As I wrote about in Family-Friendly Competition: Seasoned MilSpouse vs. Newbie MilSpouse, I came up with ways that a seasoned spouse (myself) could help keep both the family relationship and milspouse relationship healthy. As with any relationship though, keeping the peace is a two-way street. I know you’re family and we are very supportive of each other, but after 10 years of doing this military rodeo, we’ve hardened up a bit and it’ll come out despite our best efforts to remember what it’s like to be the new kid in town.

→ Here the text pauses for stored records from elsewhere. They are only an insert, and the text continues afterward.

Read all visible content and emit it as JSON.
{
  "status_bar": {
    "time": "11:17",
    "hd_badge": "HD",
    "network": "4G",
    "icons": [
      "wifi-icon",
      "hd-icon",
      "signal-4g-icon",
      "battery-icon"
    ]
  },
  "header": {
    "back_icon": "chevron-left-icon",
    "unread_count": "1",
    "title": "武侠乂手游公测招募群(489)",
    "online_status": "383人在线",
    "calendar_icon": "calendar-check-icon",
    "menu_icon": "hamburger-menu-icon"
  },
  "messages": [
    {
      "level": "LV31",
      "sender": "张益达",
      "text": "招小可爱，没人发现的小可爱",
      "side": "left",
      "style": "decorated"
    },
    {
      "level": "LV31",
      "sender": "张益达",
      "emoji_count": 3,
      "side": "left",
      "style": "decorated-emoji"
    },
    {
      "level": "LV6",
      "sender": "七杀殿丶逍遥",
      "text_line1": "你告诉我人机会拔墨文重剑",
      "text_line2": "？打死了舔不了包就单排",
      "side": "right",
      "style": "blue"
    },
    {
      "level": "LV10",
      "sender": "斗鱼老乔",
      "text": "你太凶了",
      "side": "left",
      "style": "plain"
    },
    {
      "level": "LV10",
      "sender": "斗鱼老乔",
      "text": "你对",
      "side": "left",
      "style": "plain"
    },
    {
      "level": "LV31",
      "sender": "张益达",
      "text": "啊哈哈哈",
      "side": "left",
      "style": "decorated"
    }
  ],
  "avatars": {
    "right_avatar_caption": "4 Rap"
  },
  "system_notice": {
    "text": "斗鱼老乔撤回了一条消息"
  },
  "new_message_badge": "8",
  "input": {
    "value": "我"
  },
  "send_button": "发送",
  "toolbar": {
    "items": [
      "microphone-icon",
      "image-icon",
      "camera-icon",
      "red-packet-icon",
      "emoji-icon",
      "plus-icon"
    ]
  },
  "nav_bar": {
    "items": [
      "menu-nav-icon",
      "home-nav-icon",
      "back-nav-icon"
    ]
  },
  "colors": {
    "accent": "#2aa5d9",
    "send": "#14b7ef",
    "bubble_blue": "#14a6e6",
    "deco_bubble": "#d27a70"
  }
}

Newbie spouses, here are 5 military life truths that seasoned spouses want you to know.
This isn’t reality TV
Now I will admit that I have not watched an episode of Army Wives or any other military wife-themed show. I live it; I don’t need to see it dramatized on TV. But I’m afraid that some newbies believe what they see on TV is every bit the truth; or are under the misconception that military life is a fairy tale. Our service member, our knight in shining armor in their dress uniform to sweep us off our feet. They do that at the wedding, then it’s back to the daily grind of training, deployments and PCSing. The military life is demanding and emotional, but it’s still your life. So put into it what you want out of it and avoid the drama. Drama never ends well for anyone.
Do something for yourself
It’s no secret that military spouses are at the mercy of the military; between frequent relocations, less-than-desirable locations and demanding work schedules it is tough to develop a career or make an impact in your community. But don’t you dare use the military as an excuse. When we hear newbie spouses say you can’t have a career because you’re going to move in 3 years, we’ll purse our lips, tilt our heads and beg you tell us how we did it but you can’t.
Being a military spouse is a lifestyle, not a job. Make that distinction and find your own path.
Don’t sweat the small stuff
Semper Gumby. Learn it. Live it. Practice it. As frustrating as it may be, you have to be ready for anything. Which is nearly impossible to do, so just go with it. You’ll get word that you’ll move across country in 6 months…then the actual orders come through and your spouse has to report in no more than 2 months. You have every right to panic and vent to anyone with ears! Then take the reins and own the situation. Complaining until the day you leave won’t do you any good, or make anyone want to keep in touch with you after you leave. And trust me, you want to keep in touch with people. Networking is your strongest suit as a milspouse.
Get your facts straight
While I, as a seasoned spouse, promise to not intrude on your life and impose my opinion on everything you tell to our family, you better believe that I know BS when I hear it. Yes, information about the military is very overwhelming and confusing at first. There’s so many acronyms, base rules, insurance information, pay and benefits… it’ll have your head spinning for years. Things like Tricare will never make sense. Luckily for you, you are becoming a spouse in social media where you can find everything online (Hello Google) or join a Facebook group and ask other spouses questions.
Related: Master the Move
If you have questions, please ask me, your seasoned spouse. Unless it’s Tricare. You can ask 5 spouses a question about Tricare and get 5 different answers.
R-E-S-PECT the seasoned spouses
This isn’t about a spouse wearing their service member’s rank. This about plain ole’ good respect. As a newbie, I thought I knew it all too. I thought I knew what I was getting into. I thought I could handle it on my own.
Then a deployment happened.
I reached out to the ladies who had several years as military spouses under their belts for information and support. We have been through what you will go through. We may have some wear and tear on us and seem a little cynical, but we’ve earned that right. Please don’t treat us like we’re Sunday drivers in your way as you try to go full speed ahead wearing a blindfold. Don’t blow off what advice we offer because we are “old” and “don’t know what we’re talking about.”
Most of all, don’t ignore us. We’re a valuable asset to your networking, and are full of meaningful tips and information.
As you begin your adventure of being a new milspouse, embrace your military family and real family together to begin building your tribe. We will always be there for you. Even if you ask us about Tricare.